Is this worse then gerrymandering congressional districts, which both parties do at virtually every opportunity?
What you are saying would make sense if the proposal were simply to apportion electors according to the popular vote within the state, rather than the whole state going to the winner. That would be a system many of us have lobbied for for some time-- 1 elector for every million votes in the state or whatever porportional system works. But as I understand it, this proposal gives a vote for each district and then a bundle of bonus votes for winning the most districts-- in effect saying the number of votes won does not decide the number of electors, the amount of surface area won does. In New Mexico such a system would apportion the electors as one for the north(Blue), one for Albuquerque(Blue), one for Little Texas(Red) and two to Blue for winning two out of three. The Democrats would get a 4-1 lead for a popular majority which isn't even 3-2. (Of course they got 5-0 under the present system, so it would for the moment be fairer here.) But in Virginia, where the Democrats won the more populous urban districts and the Republicans the larger and less populous rural districts, red would get the votes of the greater number of districts, and they would get the "bonus" votes for winning the greater number of districts--and they would score not just an electoral win, but an electoral landslide as a party which lost the overall vote statewide. You can say you play to win the game, but whoever does the apportionment can pack and crack itself to a two touchdown lead before it ever starts if this is considered fair.

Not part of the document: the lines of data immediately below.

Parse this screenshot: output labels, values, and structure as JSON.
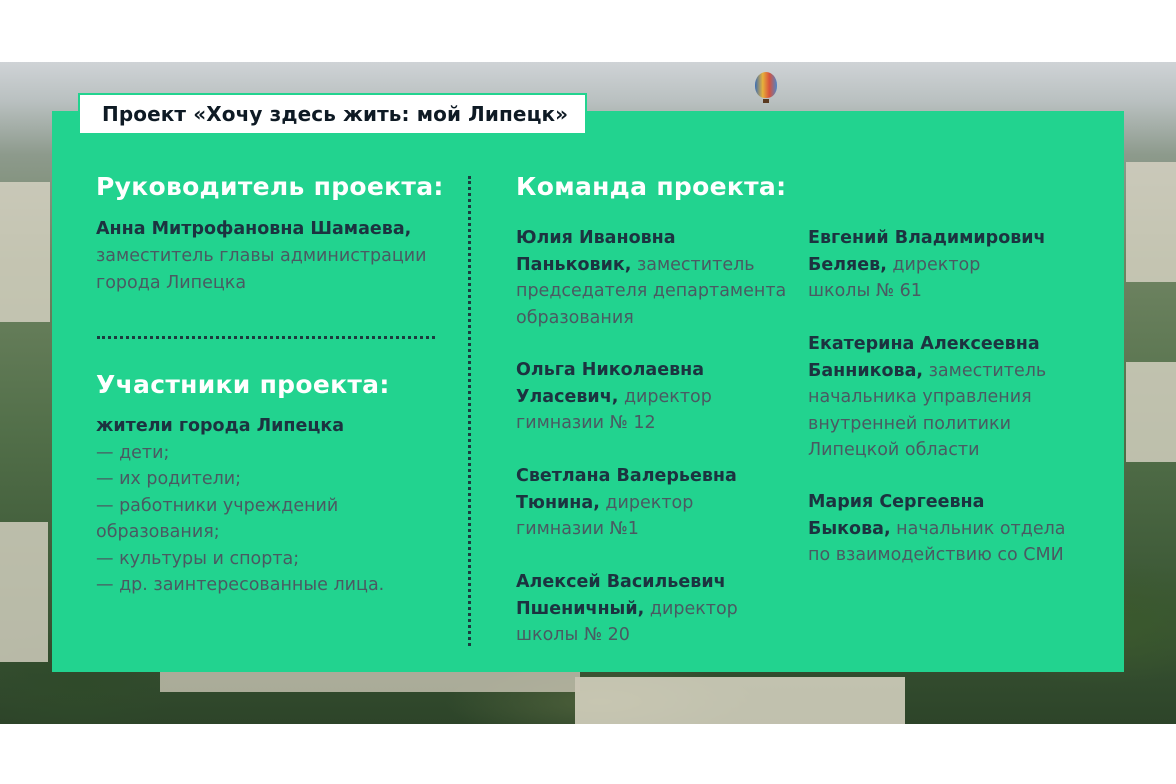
{
  "slide": {
    "title": "Проект «Хочу здесь жить: мой Липецк»",
    "left": {
      "leader_heading": "Руководитель проекта:",
      "leader_name": "Анна Митрофановна Шамаева,",
      "leader_role_1": "заместитель главы администрации",
      "leader_role_2": "города Липецка",
      "participants_heading": "Участники проекта:",
      "participants_intro": "жители города Липецка",
      "participants": [
        "— дети;",
        "— их родители;",
        "— работники учреждений",
        "образования;",
        "— культуры и спорта;",
        "— др. заинтересованные лица."
      ]
    },
    "team": {
      "heading": "Команда проекта:",
      "members": [
        {
          "name_1": "Юлия Ивановна",
          "name_2": "Паньковик,",
          "role_1": " заместитель",
          "role_2": "председателя департамента",
          "role_3": "образования"
        },
        {
          "name_1": "Ольга Николаевна",
          "name_2": "Уласевич,",
          "role_1": " директор",
          "role_2": "гимназии № 12"
        },
        {
          "name_1": "Светлана Валерьевна",
          "name_2": "Тюнина,",
          "role_1": " директор",
          "role_2": "гимназии №1"
        },
        {
          "name_1": "Алексей Васильевич",
          "name_2": "Пшеничный,",
          "role_1": " директор",
          "role_2": "школы № 20"
        },
        {
          "name_1": "Евгений Владимирович",
          "name_2": "Беляев,",
          "role_1": " директор",
          "role_2": "школы № 61"
        },
        {
          "name_1": "Екатерина Алексеевна",
          "name_2": "Банникова,",
          "role_1": " заместитель",
          "role_2": "начальника управления",
          "role_3": "внутренней политики",
          "role_4": "Липецкой области"
        },
        {
          "name_1": "Мария Сергеевна",
          "name_2": "Быкова,",
          "role_1": " начальник отдела",
          "role_2": "по взаимодействию со СМИ"
        }
      ]
    }
  }
}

I just hope we go to 1 person one vote. President wins the national popular vote wins the White House. Dividing the electorate by districts or state lines just makes some people's votes count more than others. That's not very American IMO. We already have elections that follow state lines. They're called senators and governors. And we already have an election that follows district lines. They're called congressmen. Would it kill us to have one national election that elects the national president?
I know is not like we are a Federation of states or anything like that. BTW I recommend article 2 and the 12th amendment.
As ceezmad points out, it's extremely American. Direct election of the head of state/government isn't all that common worldwide. Doesn't happen at all in the UK or Canada for example. For those who think this is such a terrible plan that the GOP is pushing, maybe you should advocate for more Congressional districts. 435 representatives is a really small number for a country with 300+ million people.
That's a good point. They froze the number of Representatives mostly because they simply lacked space to put them.
The GOP plan is dead in Virginia - a couple of their state senators have come out against it. They did say it was because elections shouldn't be rigged, it was more like they figure they don't think it would always be an advantage for them. Which is true, until 2008, VA was reliably republican in presidential elections, so they might be able to win again, in which case this plan would cost them electoral votes.
I think you mistake the reformist in me with the blind partisan in me. I want those three extra votes in Congress.
There was the state of New Columbia proposal (including most of DC). Obviously, supporting that is political suicide for Republicans.
There needs to be an apportionment amendment. A straight doubling doesn't necessarily eliminate the problem.
Absolutely. I think we need two amendments; the first is that no state can have just one representative. The other, that we should have some sort of cap on the size of a district.